BAB 10

82 11 0
                                    


Apa hal paling menakutkan bagi mereka yang ditinggal wafat oleh orang terkasih?

Bagiku ketakutan itu adalah dunia yang masih terus berjalan seperti biasa.

Dunia tidak akan peduli bahwa aku baru kehilangan sosok ibu. Dunia akan selalu mendesak agar setiap kewajiban dijalankan dengan sempurna, sama persis. Seperti yang sedang kuhadapi sekarang, meskipun ini hari pertama masuk kerja setelah mendapat cuti darurat dari kantor karena wafatnya ibu, tapi tugas-tugas kantor sudah menumpuk. File-file SPJ ̶ surat pertanggungjawaban ̶ dan kontrak-kontrak kerja tampak menggunung di atas meja kerjaku. Padahal untuk melangkahkan kaki menuju kantor saja sudah sangat sulit dengan perasaanku yang campur aduk, sekarang aku harus menghadapi beban kerja yang berat. Meskipun aku sudah berusaha mengerjakan laporan SPJ ini sejak pagi sampai sore tanpa berhenti. Namun, tumpukan pekerjaan terus bertambah, bukannya berkurang.

Belum cukup dengan tumpukan pekerjaan kantor, di mejaku pun dipenuhi kertas-kertas tagihan pribadi yang aku dan adikku harus bayar. Kami tidak pernah mengurus perihal tagihan-tagihan sebelumnya. Selama ini aku hanya menyisihkan setengah gajiku pada ibu, selebihnya ibu yang akan mengatur semua pembayaran tagihan.
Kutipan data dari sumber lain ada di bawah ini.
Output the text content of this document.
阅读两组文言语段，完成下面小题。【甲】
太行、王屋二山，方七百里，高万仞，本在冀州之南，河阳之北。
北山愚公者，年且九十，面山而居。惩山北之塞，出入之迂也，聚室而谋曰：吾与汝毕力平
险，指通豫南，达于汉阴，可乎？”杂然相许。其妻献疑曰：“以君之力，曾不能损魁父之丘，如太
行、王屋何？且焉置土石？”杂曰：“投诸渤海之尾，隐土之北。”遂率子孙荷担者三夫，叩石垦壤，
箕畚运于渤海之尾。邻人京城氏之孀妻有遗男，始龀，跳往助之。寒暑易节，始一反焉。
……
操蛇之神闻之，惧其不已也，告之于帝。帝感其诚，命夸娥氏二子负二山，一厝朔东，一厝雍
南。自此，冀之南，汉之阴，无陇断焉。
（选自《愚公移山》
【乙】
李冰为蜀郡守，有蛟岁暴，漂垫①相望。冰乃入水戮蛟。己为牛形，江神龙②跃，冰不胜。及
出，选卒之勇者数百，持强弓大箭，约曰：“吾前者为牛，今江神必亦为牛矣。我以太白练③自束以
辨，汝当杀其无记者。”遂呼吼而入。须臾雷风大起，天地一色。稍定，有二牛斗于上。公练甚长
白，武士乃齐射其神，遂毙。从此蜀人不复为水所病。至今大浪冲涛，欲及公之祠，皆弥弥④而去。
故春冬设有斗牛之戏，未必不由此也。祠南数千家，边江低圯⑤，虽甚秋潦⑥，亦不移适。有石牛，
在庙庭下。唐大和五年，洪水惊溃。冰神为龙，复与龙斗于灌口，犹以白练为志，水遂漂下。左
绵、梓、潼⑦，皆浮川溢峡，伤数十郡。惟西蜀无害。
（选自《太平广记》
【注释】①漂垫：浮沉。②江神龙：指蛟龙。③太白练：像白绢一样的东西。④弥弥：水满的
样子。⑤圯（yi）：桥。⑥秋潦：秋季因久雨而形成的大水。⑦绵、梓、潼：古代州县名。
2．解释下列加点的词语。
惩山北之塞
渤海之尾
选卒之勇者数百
Tagihan listrik, air, iuran keamanan, kebersihan, sampah, iuran PKK, pajak bumi dan bangunan, pajak kendaraan bermotor, asuransi kesehatan, tagihan internet, tagihan saluran televisi kabel, serta tetek bengek tagihan lainnya.

Sial, banyak sekali tagihan-tagihan ini? Bagaimana mungkin dulu ibu bisa mengatur dan membayar semuanya dengan separuh uang gajiku?
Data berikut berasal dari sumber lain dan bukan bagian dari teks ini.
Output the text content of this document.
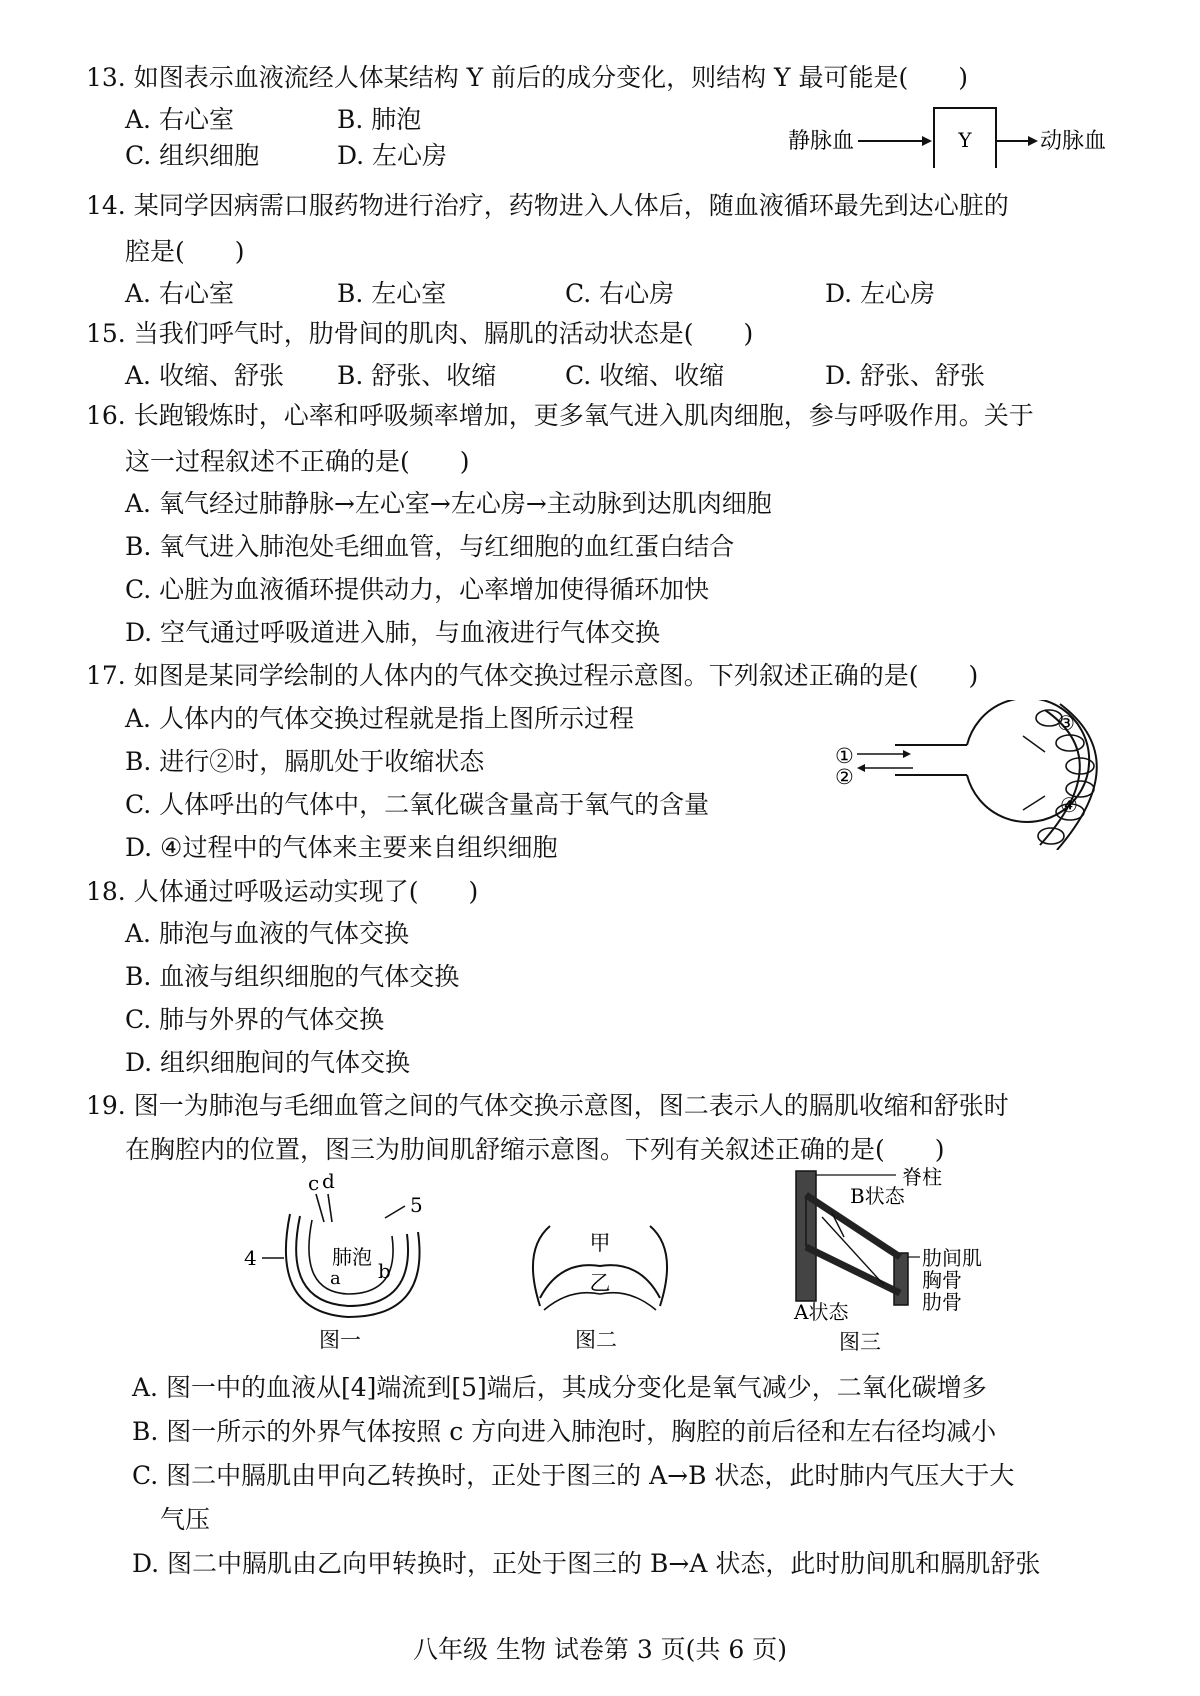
13. 如图表示血液流经人体某结构 Y 前后的成分变化，则结构 Y 最可能是(　　)
A. 右心室	B. 肺泡
C. 组织细胞	D. 左心房	静脉血	Y	动脉血
14. 某同学因病需口服药物进行治疗，药物进入人体后，随血液循环最先到达心脏的
腔是(　　)
A. 右心室	B. 左心室	C. 右心房	D. 左心房
15. 当我们呼气时，肋骨间的肌肉、膈肌的活动状态是(　　)
A. 收缩、舒张 B. 舒张、收缩	C. 收缩、收缩	D. 舒张、舒张
16. 长跑锻炼时，心率和呼吸频率增加，更多氧气进入肌肉细胞，参与呼吸作用。关于
这一过程叙述不正确的是(　　)
A. 氧气经过肺静脉→左心室→左心房→主动脉到达肌肉细胞
B. 氧气进入肺泡处毛细血管，与红细胞的血红蛋白结合
C. 心脏为血液循环提供动力，心率增加使得循环加快
D. 空气通过呼吸道进入肺，与血液进行气体交换
17. 如图是某同学绘制的人体内的气体交换过程示意图。下列叙述正确的是(　　)
A. 人体内的气体交换过程就是指上图所示过程
B. 进行②时，膈肌处于收缩状态
C. 人体呼出的气体中，二氧化碳含量高于氧气的含量
D. ④过程中的气体来主要来自组织细胞
①
②
③
④
18. 人体通过呼吸运动实现了(　　)
A. 肺泡与血液的气体交换
B. 血液与组织细胞的气体交换
C. 肺与外界的气体交换
D. 组织细胞间的气体交换
19. 图一为肺泡与毛细血管之间的气体交换示意图，图二表示人的膈肌收缩和舒张时
在胸腔内的位置，图三为肋间肌舒缩示意图。下列有关叙述正确的是(　　)
c d
5
4	肺泡
a b
图一
甲
乙
图二
脊柱
B状态
肋间肌
胸骨
肋骨
A状态
图三
A. 图一中的血液从[4]端流到[5]端后，其成分变化是氧气减少，二氧化碳增多
B. 图一所示的外界气体按照 c 方向进入肺泡时，胸腔的前后径和左右径均减小
C. 图二中膈肌由甲向乙转换时，正处于图三的 A→B 状态，此时肺内气压大于大
气压
D. 图二中膈肌由乙向甲转换时，正处于图三的 B→A 状态，此时肋间肌和膈肌舒张
八年级 生物 试卷第 3 页(共 6 页)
Rupanya rasa kehilangan akan lebih membebani di saat kebutuhan dan tagihan merongrong.

Di saat aku sedang bermeditasi memikirkan tagihan-tagihan, tiba-tiba sebuah benda berwarna kuning menimpa kepalaku.

"Karin, kau pakailah baju itu. Ayo ikut Abang menonton pertandingan bola supaya kau bisa terhibur." Logat Batak kental dan suara menggelegar Bang Gaol sudah terdengar, bahkan sebelum orangnya tampak di hadapanku. Rupanya Bang Gaol baru keluar dari ruangan Pak Kabag yang berada di belakangku.
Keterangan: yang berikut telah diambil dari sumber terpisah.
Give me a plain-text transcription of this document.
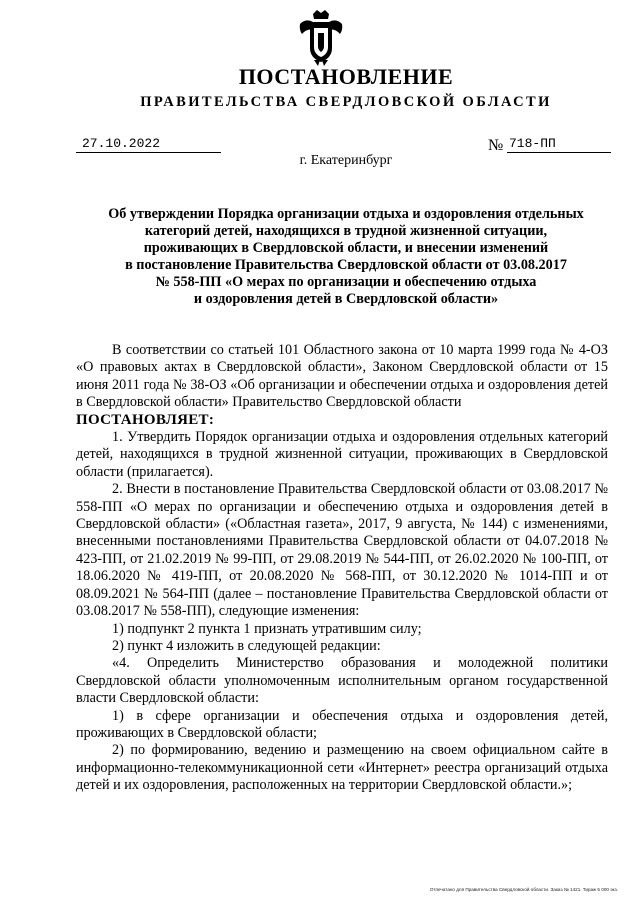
ПОСТАНОВЛЕНИЕ
ПРАВИТЕЛЬСТВА СВЕРДЛОВСКОЙ ОБЛАСТИ
27.10.2022	№ 718-ПП
г. Екатеринбург
Об утверждении Порядка организации отдыха и оздоровления отдельных
категорий детей, находящихся в трудной жизненной ситуации,
проживающих в Свердловской области, и внесении изменений
в постановление Правительства Свердловской области от 03.08.2017
№ 558-ПП «О мерах по организации и обеспечению отдыха
и оздоровления детей в Свердловской области»

В соответствии со статьей 101 Областного закона от 10 марта 1999 года № 4-ОЗ «О правовых актах в Свердловской области», Законом Свердловской области от 15 июня 2011 года № 38-ОЗ «Об организации и обеспечении отдыха и оздоровления детей в Свердловской области» Правительство Свердловской области

ПОСТАНОВЛЯЕТ:

1. Утвердить Порядок организации отдыха и оздоровления отдельных категорий детей, находящихся в трудной жизненной ситуации, проживающих в Свердловской области (прилагается).

2. Внести в постановление Правительства Свердловской области от 03.08.2017 № 558-ПП «О мерах по организации и обеспечению отдыха и оздоровления детей в Свердловской области» («Областная газета», 2017, 9 августа, № 144) с изменениями, внесенными постановлениями Правительства Свердловской области от 04.07.2018 № 423-ПП, от 21.02.2019 № 99-ПП, от 29.08.2019 № 544-ПП, от 26.02.2020 № 100-ПП, от 18.06.2020 № 419-ПП, от 20.08.2020 № 568-ПП, от 30.12.2020 № 1014-ПП и от 08.09.2021 № 564-ПП (далее – постановление Правительства Свердловской области от 03.08.2017 № 558-ПП), следующие изменения:

1) подпункт 2 пункта 1 признать утратившим силу;

2) пункт 4 изложить в следующей редакции:

«4. Определить Министерство образования и молодежной политики Свердловской области уполномоченным исполнительным органом государственной власти Свердловской области:

1) в сфере организации и обеспечения отдыха и оздоровления детей, проживающих в Свердловской области;

2) по формированию, ведению и размещению на своем официальном сайте в информационно-телекоммуникационной сети «Интернет» реестра организаций отдыха детей и их оздоровления, расположенных на территории Свердловской области.»;

Отпечатано для Правительства Свердловской области. Заказ № 1421. Тираж 5 000 экз.
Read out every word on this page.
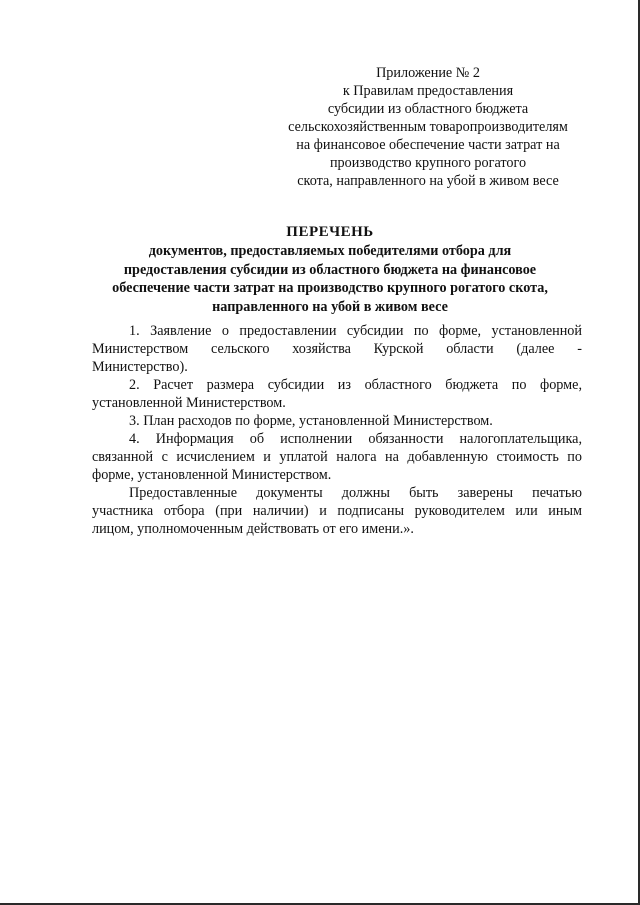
Приложение № 2
к Правилам предоставления
субсидии из областного бюджета
сельскохозяйственным товаропроизводителям
на финансовое обеспечение части затрат на
производство крупного рогатого
скота, направленного на убой в живом весе
ПЕРЕЧЕНЬ
документов, предоставляемых победителями отбора для
предоставления субсидии из областного бюджета на финансовое
обеспечение части затрат на производство крупного рогатого скота,
направленного на убой в живом весе
1. Заявление о предоставлении субсидии по форме, установленной
Министерством сельского хозяйства Курской области (далее -
Министерство).
2. Расчет размера субсидии из областного бюджета по форме,
установленной Министерством.
3. План расходов по форме, установленной Министерством.
4. Информация об исполнении обязанности налогоплательщика,
связанной с исчислением и уплатой налога на добавленную стоимость по
форме, установленной Министерством.
Предоставленные документы должны быть заверены печатью
участника отбора (при наличии) и подписаны руководителем или иным
лицом, уполномоченным действовать от его имени.».
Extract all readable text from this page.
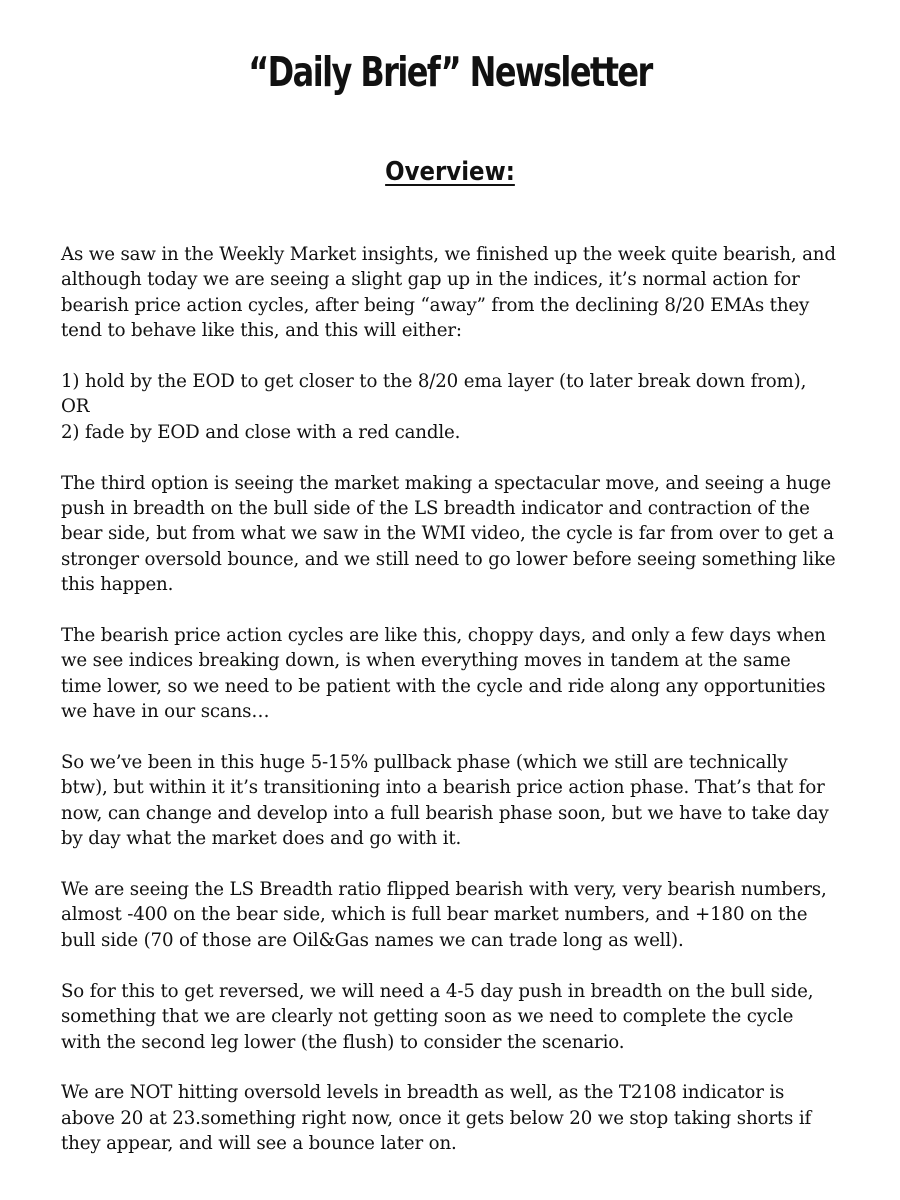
“Daily Brief” Newsletter
Overview:

As we saw in the Weekly Market insights, we finished up the week quite bearish, and although today we are seeing a slight gap up in the indices, it’s normal action for bearish price action cycles, after being “away” from the declining 8/20 EMAs they tend to behave like this, and this will either:

1) hold by the EOD to get closer to the 8/20 ema layer (to later break down from), OR
2) fade by EOD and close with a red candle.

The third option is seeing the market making a spectacular move, and seeing a huge push in breadth on the bull side of the LS breadth indicator and contraction of the bear side, but from what we saw in the WMI video, the cycle is far from over to get a stronger oversold bounce, and we still need to go lower before seeing something like this happen.

The bearish price action cycles are like this, choppy days, and only a few days when we see indices breaking down, is when everything moves in tandem at the same time lower, so we need to be patient with the cycle and ride along any opportunities we have in our scans…

So we’ve been in this huge 5-15% pullback phase (which we still are technically btw), but within it it’s transitioning into a bearish price action phase. That’s that for now, can change and develop into a full bearish phase soon, but we have to take day by day what the market does and go with it.

We are seeing the LS Breadth ratio flipped bearish with very, very bearish numbers, almost -400 on the bear side, which is full bear market numbers, and +180 on the bull side (70 of those are Oil&Gas names we can trade long as well).

So for this to get reversed, we will need a 4-5 day push in breadth on the bull side, something that we are clearly not getting soon as we need to complete the cycle with the second leg lower (the flush) to consider the scenario.

We are NOT hitting oversold levels in breadth as well, as the T2108 indicator is above 20 at 23.something right now, once it gets below 20 we stop taking shorts if they appear, and will see a bounce later on.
"Heu euh, ikut wae Karin. Da Pak Kabag oge ikut. Anak-anak bagian umum bade ikut sadayana," ucap Teh Ice Juice yang rupanya sedari tadi sedang membenamkan diri di antara tumpukan kostum pendukung klub bola berwarna kuning di mejanya yang berada tepat di depanku.

"Tapi Karin sama sekali tidak paham soal bola." Aku memang betul-betul tidak paham perkara permainan bola, jadi rasanya percuma kalau mereka mengajakku. Aku bukan penggemar bola.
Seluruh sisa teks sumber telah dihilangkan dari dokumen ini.